TRENTON, NJ – NJ Health officials said Monday that they will send infection control teams to four long-term pediatric centers and a hospital to assist with training in viral and bacterial outbreaks (19659006) according to the health commissioner Shereef Elnahal investigate the infection prevention practices and start in November.
The answer comes from a fatal adenovirus outbreak at the Wanaque Nursing and Rehabilitation Center, which killed 10 people, most of them under 18 years old. A premature baby died following the discovery of a bacterial infection at Newark University Hospital this month, state health officials said.

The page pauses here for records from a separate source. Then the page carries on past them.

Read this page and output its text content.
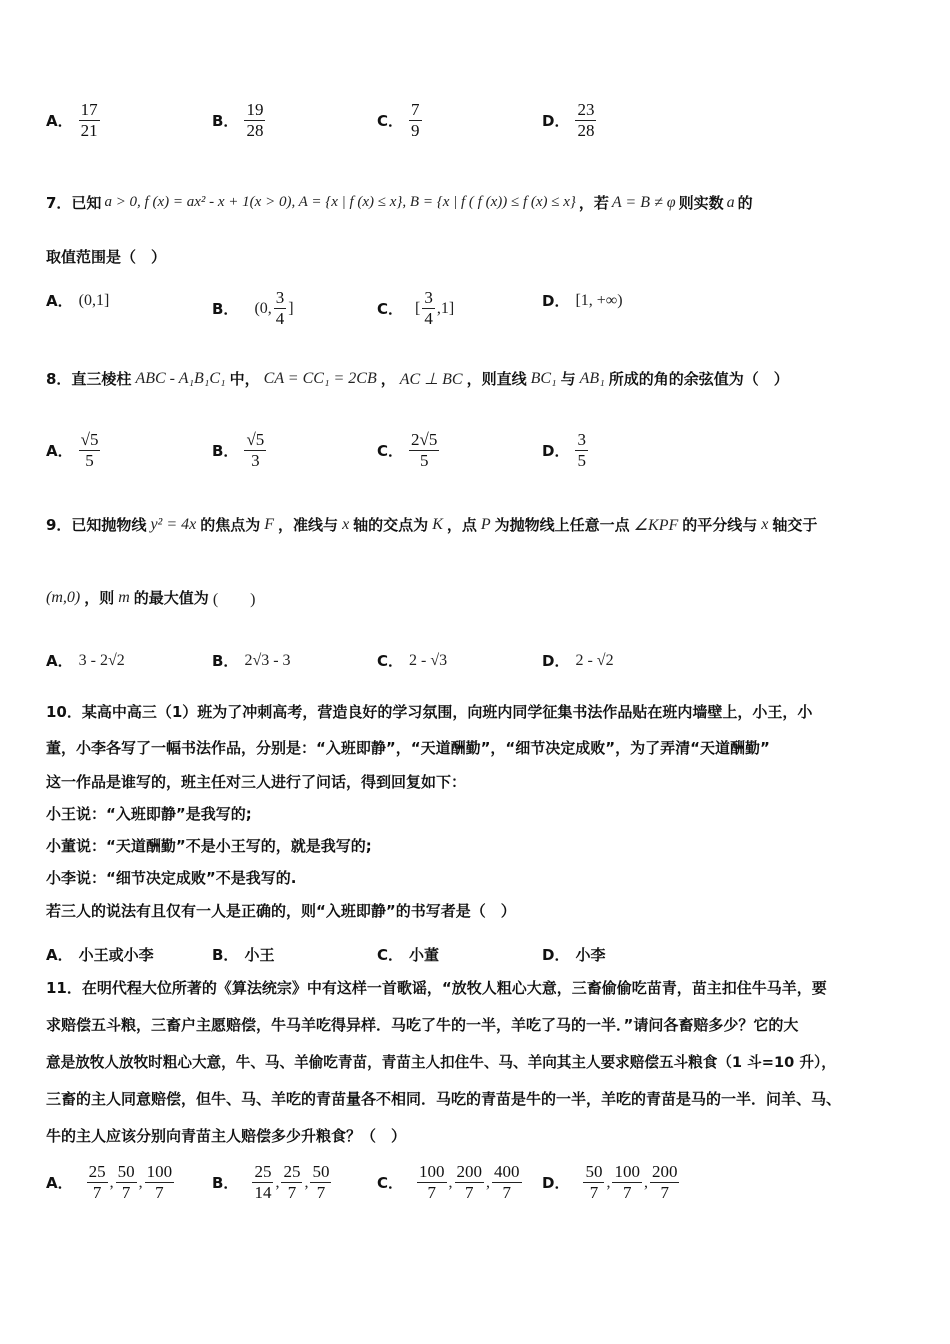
A． $\frac{17}{21}$	B． $\frac{19}{28}$	C． $\frac{7}{9}$	D． $\frac{23}{28}$
7．已知 a > 0, f (x) = ax² - x + 1(x > 0), A = {x | f (x) ≤ x}, B = {x | f ( f (x)) ≤ f (x) ≤ x} ，若 A = B ≠ φ 则实数 a 的
取值范围是（　）
A． (0,1]	B． (0, $\frac{3}{4}$ ]	C． [ $\frac{3}{4} ,1$]	D． [1, +∞)
8．直三棱柱 ABC - A₁B₁C₁ 中， CA = CC₁ = 2CB ， AC ⊥ BC ，则直线 BC₁ 与 AB₁ 所成的角的余弦值为（　）
A． $\frac{√5}{5}$	B． $\frac{√5}{3}$	C． $\frac{2√5}{5}$	D． $\frac{3}{5}$
9．已知抛物线 y² = 4x 的焦点为 F ，准线与 x 轴的交点为 K ，点 P 为抛物线上任意一点 ∠KPF 的平分线与 x 轴交于
(m,0) ，则 m 的最大值为 (　　)
A． 3 - 2√2	B． 2√3 - 3	C． 2 - √3	D． 2 - √2
10．某高中高三（1）班为了冲刺高考，营造良好的学习氛围，向班内同学征集书法作品贴在班内墙壁上，小王，小
董，小李各写了一幅书法作品，分别是：“入班即静”，“天道酬勤”，“细节决定成败”，为了弄清“天道酬勤”
这一作品是谁写的，班主任对三人进行了问话，得到回复如下：
小王说：“入班即静”是我写的;
小董说：“天道酬勤”不是小王写的，就是我写的;
小李说：“细节决定成败”不是我写的.
若三人的说法有且仅有一人是正确的，则“入班即静”的书写者是（　）
A． 小王或小李	B． 小王	C． 小董	D． 小李
11．在明代程大位所著的《算法统宗》中有这样一首歌谣，“放牧人粗心大意，三畜偷偷吃苗青，苗主扣住牛马羊，要
求赔偿五斗粮，三畜户主愿赔偿，牛马羊吃得异样．马吃了牛的一半，羊吃了马的一半．”请问各畜赔多少？它的大
意是放牧人放牧时粗心大意，牛、马、羊偷吃青苗，青苗主人扣住牛、马、羊向其主人要求赔偿五斗粮食（1 斗=10 升），
三畜的主人同意赔偿，但牛、马、羊吃的青苗量各不相同．马吃的青苗是牛的一半，羊吃的青苗是马的一半．问羊、马、
牛的主人应该分别向青苗主人赔偿多少升粮食？（　）
A． $\frac{25}{7}$ , $\frac{50}{7}$ , $\frac{100}{7}$	B． $\frac{25}{14}$ , $\frac{25}{7}$ , $\frac{50}{7}$	C． $\frac{100}{7}$ , $\frac{200}{7}$ , $\frac{400}{7}$ D． $\frac{50}{7}$ , $\frac{100}{7}$ , $\frac{200}{7}$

"Outbreaks of facilities are not always preventable, but in response to what we saw in Wanaque, we are taking aggressive steps to minimize the likelihood that they will be among New Jersey's most vulnerable patients," said Elnahal in an interview with Dr.
The patients in the Wanaque Center range in age from toddlers to young adults.
Adenoviruses are usually low risk to healthy people and typically cause mild cold or flu symptoms. Some strains also cause diarrhea and conjunctivitis.
The strain found at the outbreak of the rehabilitation center – type 7 – is one of the more severe types and sometimes causes more serious respiratory problems, especially in the weaker ones.
The first symptoms appeared on September 26, and the state was informed on 9 October about an outbreak, it said.
The 227-bed facility has a children's center and also looks after elderly residents.
Not new residents are admitted for the duration of the outbreak, which will be declared only when the center can go four weeks without new cases.
At the hospital, the State Department of Health said it has since found four cases of Acinetobacter baumannii October 1. The baby had the bacterium and was taken to another facility where it died.
The department said that the exact cause of death is being investigated. There were stricter medical conditions.
The bacterium can cause pneumonia or serious blood or wound infections.
These cases are not linked to the virus in the Wanaque Center, said the Department of Health.
The story has been updated to correct the first name of the commissioner for Shereef, instead of Sharer.